Action is something Americans of both parties demand of their presidents these days. This is natural for Democrats, whose heritage is all action, starting with Franklin Roosevelt and his Hundred Days. But Republicans like energy and a big executive as well. Over the course of the campaign this past year, any number of political stars, including Governor Mitch Daniels of Indiana, argued that only an energetic candidate would be up to the job of managing the U.S. fiscal crisis. Mitt Romney worked hard to let voters know his party could beat the Democrats in the legislative arena. He swore up and down that, à la Roosevelt, he would get off to a running start, sending five bills to Congress and signing five executive orders on his first day in the Oval Office.
The Grand Old Party’s abiding affection for a “bigger and better” presidency isn’t entirely logical. After all, the Obama presidency commenced with an effort to reenact the Hundred Days. Yet President Obama’s first-term economic performance itself was not “big” but mediocre, tiny even. Perhaps Republicans should consider whether inaction on the part of the White House can be desirable. Perhaps, led by Republicans, the United States could benefit from trying out an unfashionable idea: the small presidency.
Evidence from a near-forgotten period, the early 1920s, instructs us. In those days the country was suffering economic turmoil similar to our own. Because of a crisis — World War I — the government had intruded in business and financial markets in unprecedented fashion, nationalizing the railroads, shutting down the stock market, and entering the debt market with war bonds.
Central bankers warned that the only reason the government’s large debt hadn’t set off a fiscal apocalypse was that interest rates had not yet commenced what they deemed an inevitable rise. Angry veterans, many of them disabled, were having trouble finding jobs, and many people assumed a new federal entitlement, veteran pensions, would be established within the year. A recent and active president, Theodore Roosevelt, had taught the nation that the Oval Office was a “bully pulpit.”
But this was not the view of the two candidates on the 1920 Republican ticket, Warren Harding of Ohio and Calvin Coolidge of Massachusetts. The pair coolly campaigned on the humdrum, underwhelming motto of “normalcy,” meaning a reduction in uncertainty. The White House was no bully pulpit; the Republican elephant should not be an elephant in a china shop. After winning the presidency, Harding continued to endorse inaction. “No altered system will work a miracle,” Harding told the crowds at his March 1921 inauguration. “Any wild experiment will only add to the confusion. Our best assurance lies in efficient administration of the proven system.” Harding wanted to ensure that government did less so that commerce might enjoy free range. He pushed for and got tax cuts for businesses hindered by large levies, and he readied a plan to privatize naval oil reserves.
Harding also provided displays of austerity. He canceled an inaugural ball that was to be held at the public’s expense, and even let his wife Florence know she would not need a ball gown. He backed and signed a budget law that helped the executive curtail congressional spending. And he crafted a compromise with veterans that enabled the government to avoid granting the expected veteran pensions: It would provide hospitals, but not cash, for vets.
But despite these measures, Harding was not really cut out to be a small president. His personality was big, and he tended to do things in a big way. The inconsistency between the man and his announced intentions was evident even on the night of the inauguration: The official ball was indeed canceled, but the Hardings put on finery and partied at an opulent private ball held by the owner of the Washington Post, Edward McLean, and his wife, Evalyn.

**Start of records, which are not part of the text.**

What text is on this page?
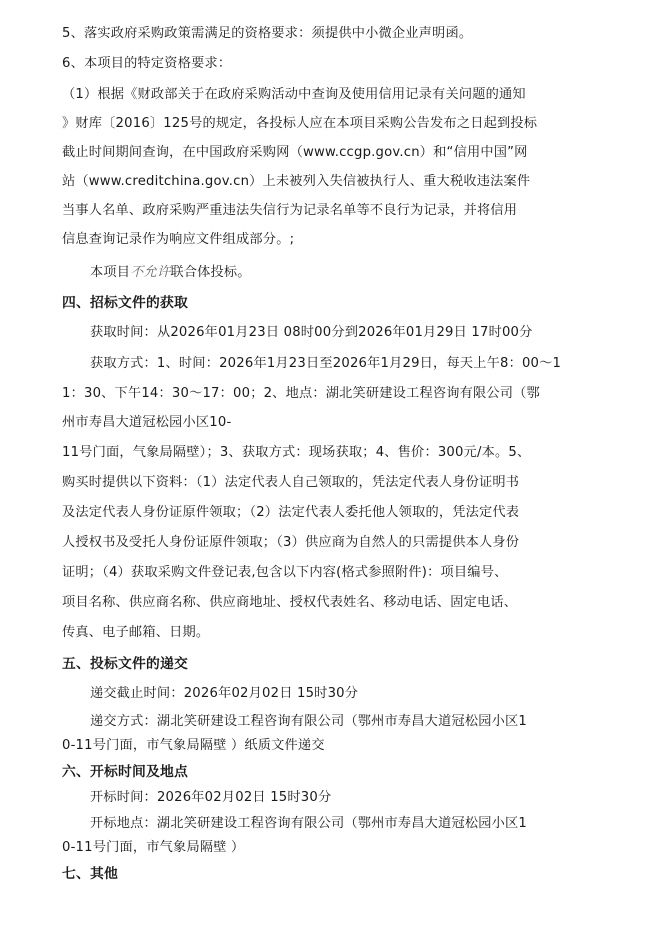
5、落实政府采购政策需满足的资格要求：须提供中小微企业声明函。
6、本项目的特定资格要求：
（1）根据《财政部关于在政府采购活动中查询及使用信用记录有关问题的通知
》财库〔2016〕125号的规定，各投标人应在本项目采购公告发布之日起到投标
截止时间期间查询，在中国政府采购网（www.ccgp.gov.cn）和“信用中国”网
站（www.creditchina.gov.cn）上未被列入失信被执行人、重大税收违法案件
当事人名单、政府采购严重违法失信行为记录名单等不良行为记录，并将信用
信息查询记录作为响应文件组成部分。;
本项目不允许联合体投标。
四、招标文件的获取
获取时间：从2026年01月23日 08时00分到2026年01月29日 17时00分
获取方式：1、时间：2026年1月23日至2026年1月29日，每天上午8：00～1
1：30、下午14：30～17：00；2、地点：湖北笑研建设工程咨询有限公司（鄂
州市寿昌大道冠松园小区10-
11号门面，气象局隔壁）；3、获取方式：现场获取；4、售价：300元/本。5、
购买时提供以下资料：（1）法定代表人自己领取的，凭法定代表人身份证明书
及法定代表人身份证原件领取；（2）法定代表人委托他人领取的，凭法定代表
人授权书及受托人身份证原件领取；（3）供应商为自然人的只需提供本人身份
证明；（4）获取采购文件登记表,包含以下内容(格式参照附件)：项目编号、
项目名称、供应商名称、供应商地址、授权代表姓名、移动电话、固定电话、
传真、电子邮箱、日期。
五、投标文件的递交
递交截止时间：2026年02月02日 15时30分
递交方式：湖北笑研建设工程咨询有限公司（鄂州市寿昌大道冠松园小区1
0-11号门面，市气象局隔壁 ）纸质文件递交
六、开标时间及地点
开标时间：2026年02月02日 15时30分
开标地点：湖北笑研建设工程咨询有限公司（鄂州市寿昌大道冠松园小区1
0-11号门面，市气象局隔壁 ）
七、其他
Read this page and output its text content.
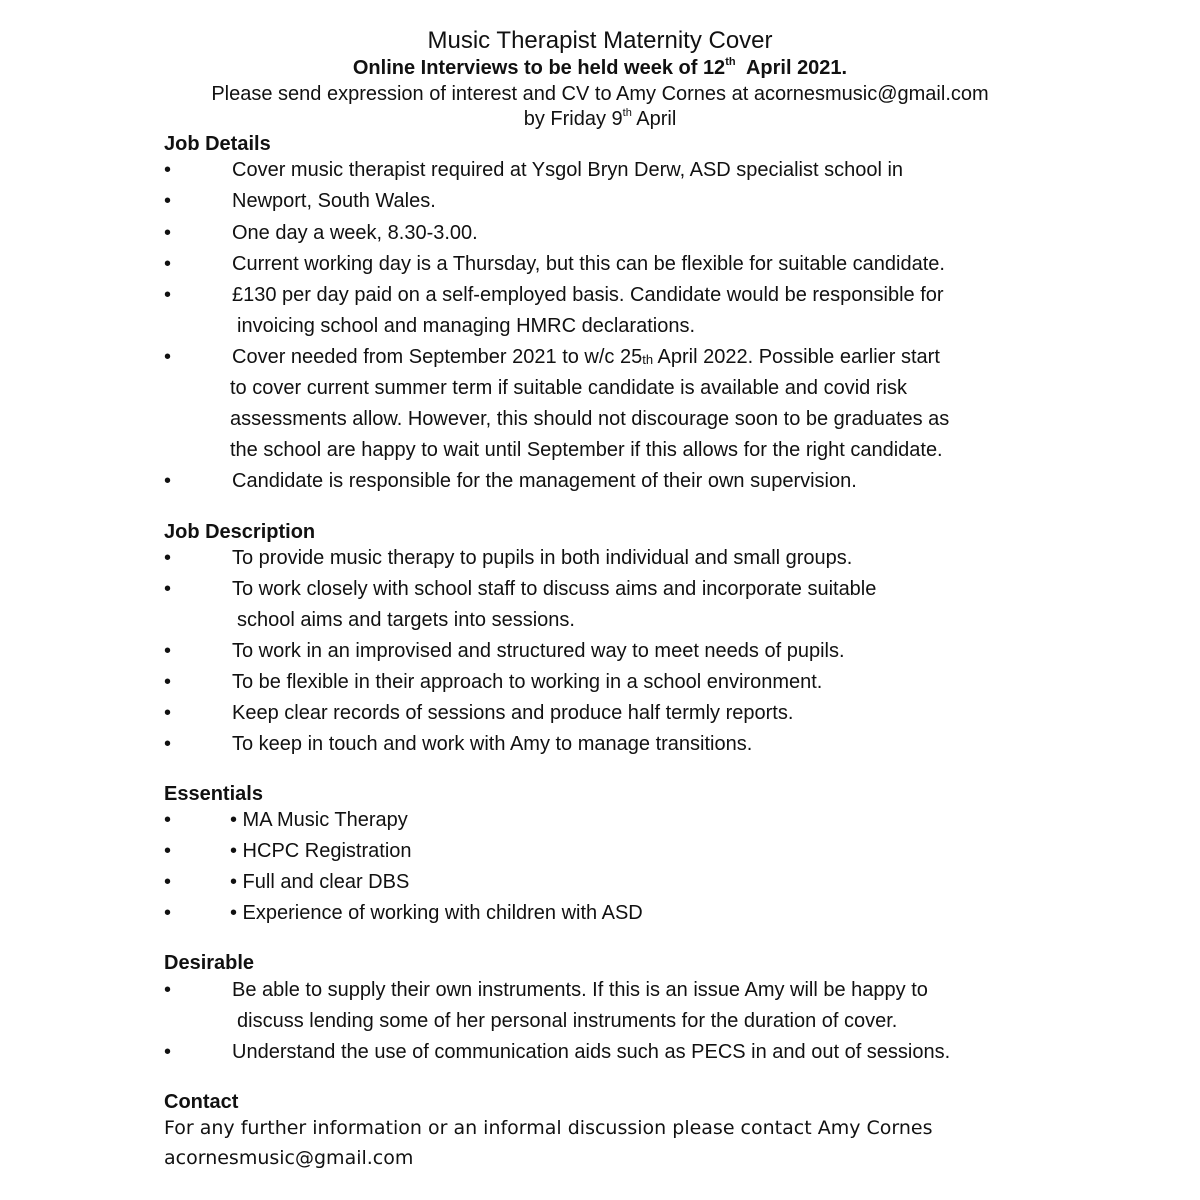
Music Therapist Maternity Cover
Online Interviews to be held week of 12th  April 2021.
Please send expression of interest and CV to Amy Cornes at acornesmusic@gmail.com
by Friday 9th April
Job Details
•	Cover music therapist required at Ysgol Bryn Derw, ASD specialist school in
•	Newport, South Wales.
•	One day a week, 8.30-3.00.
•	Current working day is a Thursday, but this can be flexible for suitable candidate.
•	£130 per day paid on a self-employed basis. Candidate would be responsible for
invoicing school and managing HMRC declarations.
•	Cover needed from September 2021 to w/c $25_{th}$ April 2022. Possible earlier start
to cover current summer term if suitable candidate is available and covid risk
assessments allow. However, this should not discourage soon to be graduates as
the school are happy to wait until September if this allows for the right candidate.
•	Candidate is responsible for the management of their own supervision.
Job Description
•	To provide music therapy to pupils in both individual and small groups.
•	To work closely with school staff to discuss aims and incorporate suitable
school aims and targets into sessions.
•	To work in an improvised and structured way to meet needs of pupils.
•	To be flexible in their approach to working in a school environment.
•	Keep clear records of sessions and produce half termly reports.
•	To keep in touch and work with Amy to manage transitions.
Essentials
•	• MA Music Therapy
•	• HCPC Registration
•	• Full and clear DBS
•	• Experience of working with children with ASD
Desirable
•	Be able to supply their own instruments. If this is an issue Amy will be happy to
discuss lending some of her personal instruments for the duration of cover.
•	Understand the use of communication aids such as PECS in and out of sessions.
Contact
For any further information or an informal discussion please contact Amy Cornes
acornesmusic@gmail.com
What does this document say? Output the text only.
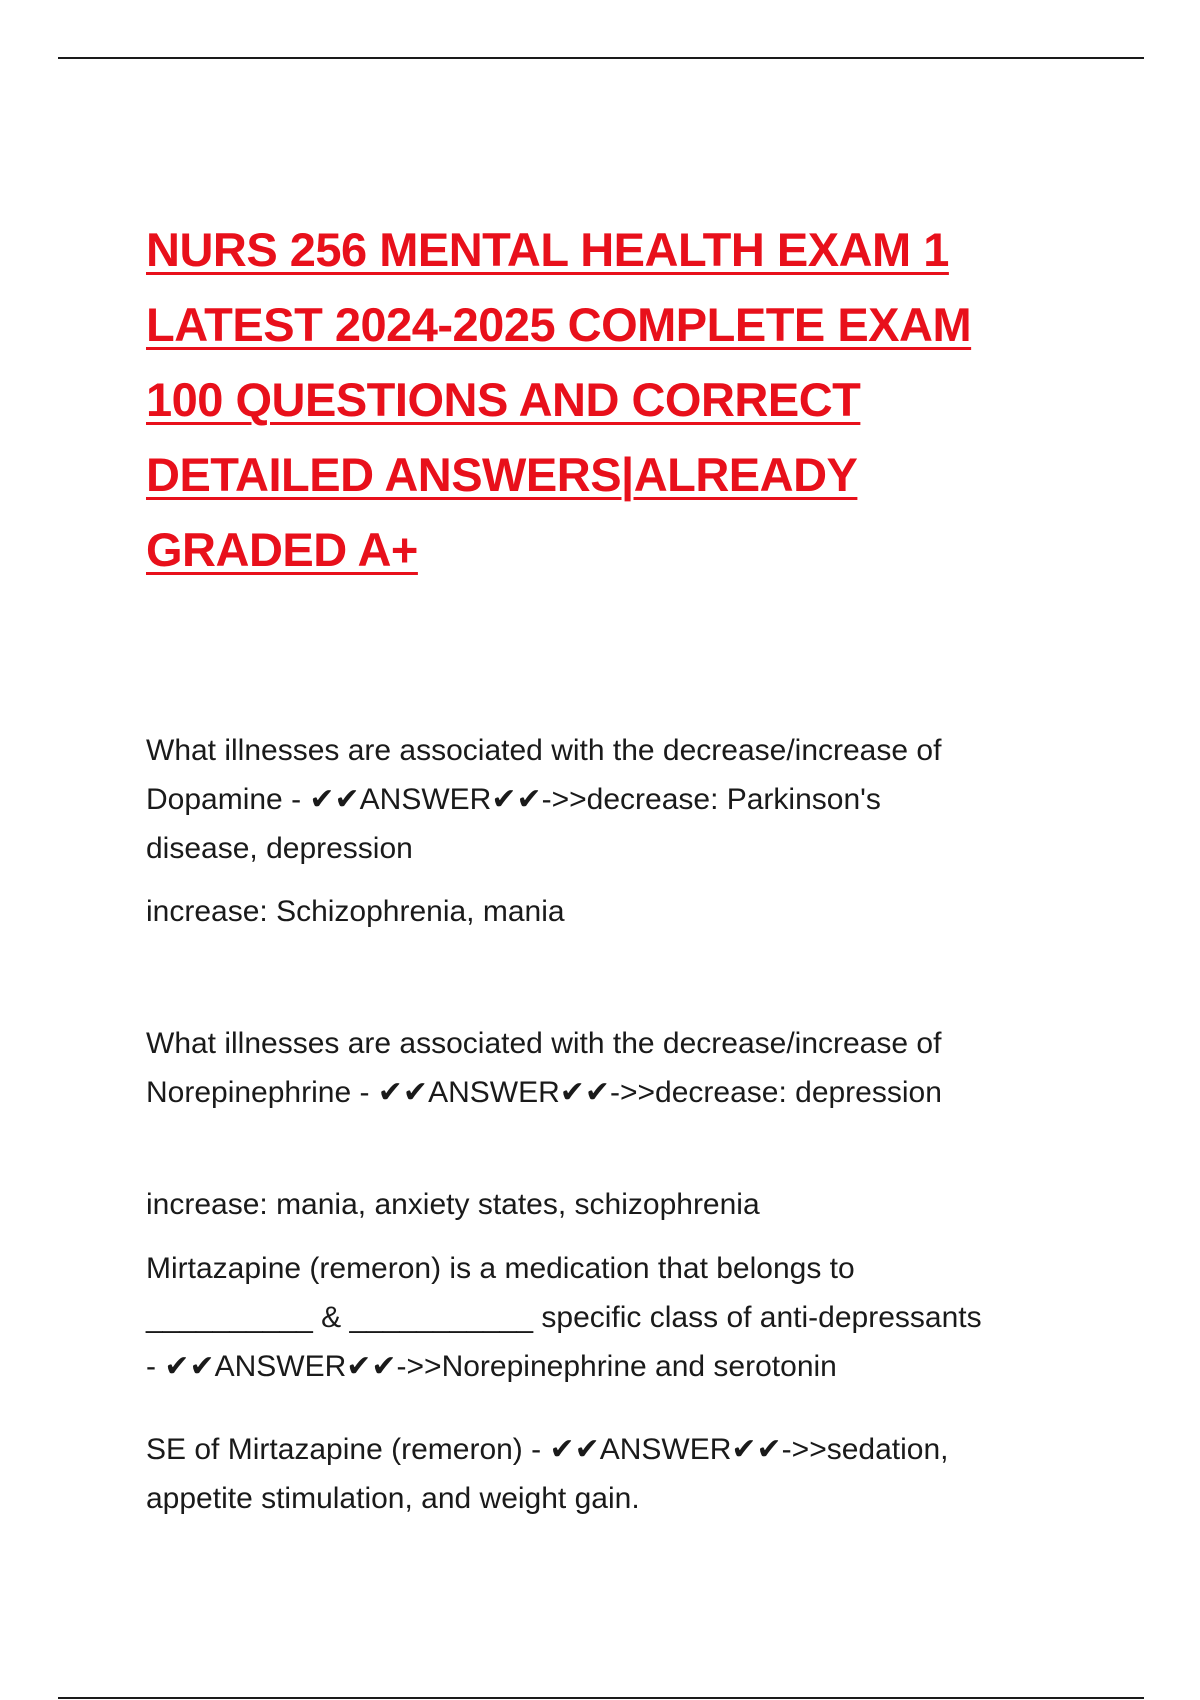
NURS 256 MENTAL HEALTH EXAM 1
LATEST 2024-2025 COMPLETE EXAM
100 QUESTIONS AND CORRECT
DETAILED ANSWERS|ALREADY
GRADED A+

What illnesses are associated with the decrease/increase of
Dopamine - ✔✔ANSWER✔✔->>decrease: Parkinson's
disease, depression

increase: Schizophrenia, mania

What illnesses are associated with the decrease/increase of
Norepinephrine - ✔✔ANSWER✔✔->>decrease: depression

increase: mania, anxiety states, schizophrenia

Mirtazapine (remeron) is a medication that belongs to
__________ & ___________ specific class of anti-depressants
- ✔✔ANSWER✔✔->>Norepinephrine and serotonin

SE of Mirtazapine (remeron) - ✔✔ANSWER✔✔->>sedation,
appetite stimulation, and weight gain.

Harding’s friends loved him, and he loved them back — too much. More than once he appointed old cronies to office, regardless of their merits. To head the Veterans Bureau, the product of his compromise with the vets, Harding tapped his old acquaintance Charles Forbes. An Ohio buddy, Harry Daugherty, got the attorney general’s post.
Even when it came to legislating smaller government, Harding tended to favor a big style, demanding extra sessions of Congress to implement his agenda.
Soon it all went wrong for Harding. The president’s demand for special legislative sessions backfired, because it gave lawmakers more time to introduce legislation of their own, and therefore gave Harding more projects to battle. His exuberant affection for his former colleagues in the Senate made it especially difficult for him to oppose their legislation, and in the end he vetoed only six bills. The buddies he appointed to high office routinely undermined his case for small government.